It’s been three days since typhoon Glenda hit our country last Tuesday. I have gotten used to hearing news about typhoon coming in and out of the country but not after when Yolanda came and hit the whole nation. My whole perspective about typhoon has changed, its like every time I hear about another typhoon coming in, I can’t help but to think about what happened especially in the most hit areas like Tacloban and how Yolanda destroyed almost every part of it.
As I was lying together with my three kids who were sleeping and while my husband lie awake looking after us and what might the typhoon Glenda could do to us, I could hear the strong winds and thought our roof might get ripped off by it. Forcing myself to sleep, I would find myself waking up to the sounds of our roof having a battle with Glenda and I cannot help myself again to think, what could have I done if this was not just Glenda and this was Yolanda and our family is in the area that is being badly hit by these super typhoon, all I could think of was to pray for everything that will happen to us at that moment if we were in such situation will be under God’s will.
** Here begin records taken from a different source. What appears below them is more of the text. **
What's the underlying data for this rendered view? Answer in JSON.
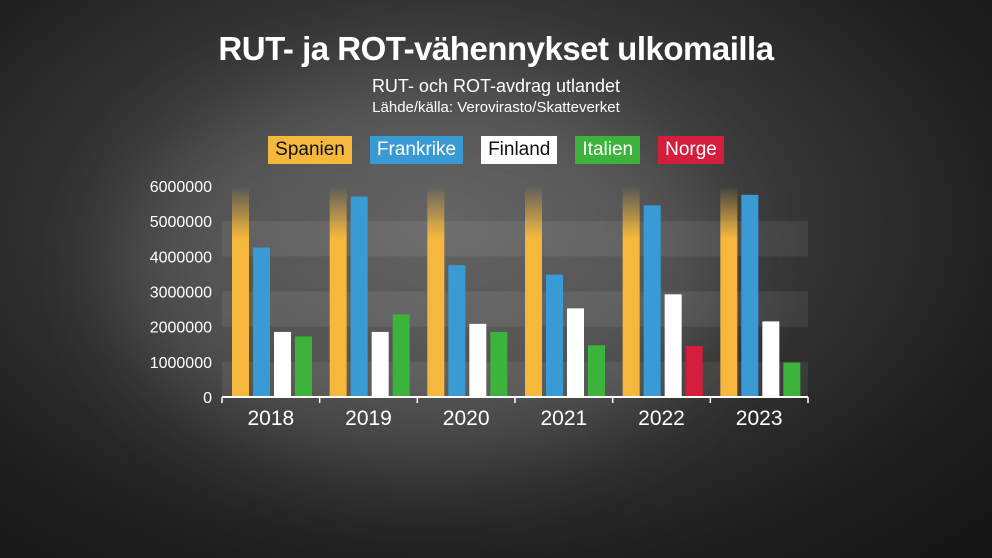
{
  "title": "RUT- ja ROT-vähennykset ulkomailla",
  "subtitle": "RUT- och ROT-avdrag utlandet",
  "source": "Lähde/källa: Verovirasto/Skatteverket",
  "colors": {
    "Spanien": "#f5b83d",
    "Frankrike": "#3a9ad4",
    "Finland": "#ffffff",
    "Italien": "#3cb43c",
    "Norge": "#d41e3c"
  },
  "chart_data": {
    "type": "bar",
    "categories": [
      "2018",
      "2019",
      "2020",
      "2021",
      "2022",
      "2023"
    ],
    "series": [
      {
        "name": "Spanien",
        "values": [
          6000000,
          6000000,
          6000000,
          6000000,
          6000000,
          6000000
        ]
      },
      {
        "name": "Frankrike",
        "values": [
          4250000,
          5700000,
          3750000,
          3480000,
          5450000,
          5750000
        ]
      },
      {
        "name": "Finland",
        "values": [
          1850000,
          1850000,
          2080000,
          2520000,
          2920000,
          2150000
        ]
      },
      {
        "name": "Italien",
        "values": [
          1720000,
          2350000,
          1850000,
          1470000,
          null,
          980000
        ]
      },
      {
        "name": "Norge",
        "values": [
          null,
          null,
          null,
          null,
          1450000,
          null
        ]
      }
    ],
    "ylim": [
      0,
      6000000
    ],
    "yticks": [
      0,
      1000000,
      2000000,
      3000000,
      4000000,
      5000000,
      6000000
    ],
    "ytick_labels": [
      "0",
      "1000000",
      "2000000",
      "3000000",
      "4000000",
      "5000000",
      "6000000"
    ],
    "legend": [
      "Spanien",
      "Frankrike",
      "Finland",
      "Italien",
      "Norge"
    ],
    "legend_placement": "top-center"
  }
}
Even if I keep on thinking of how I will save my children or what we can do to save ourselves from getting drowned or swamped up by the strong surge of water, our safety will not depend on our own strength or wisdom but on God alone.
I could not imagine how it must have felt for those who has suffered the wrath of Yolanda. As the electricity went out at almost 4’o clock in the morning while Glenda is still throwing its anger of strong winds in our area, my kids started to feel uncomfortable without the aircon. So we moved into another room where it was much cooler.
Then after loosing electricity, the next day which was Thursday, we lost water supply as our water was dependent on electricity I guess. But without a warning and we were just caught off guard that we did not bother ourselves to save some waters on our basins and pails. My husband and I thought that we can go on without electricity but not without water and so we had to find sources of where we can get water.
As we went out of our house and saw what Glenda has destroyed in our area, again, I could not help but think of how it must have felt for Yolanda victims walking through paths of damaged houses, with no food , no water and a feeling of hopelessness. Not that we are experiencing the same but it gave me a tiny overview of how it must have felt like but none compared to what they have gone through. And so I remained to be thankful to God all these time that we were experiencing the effects of what Glenda has left us.
Our house was intact, no one from our family was harmed, we were still able to eat. God has provided for us everything we needed even without water and electricity and the comforts that we are used to. Those three days that God made us experience how to have nothing from having everything made me so thankful that God is really an awesome God.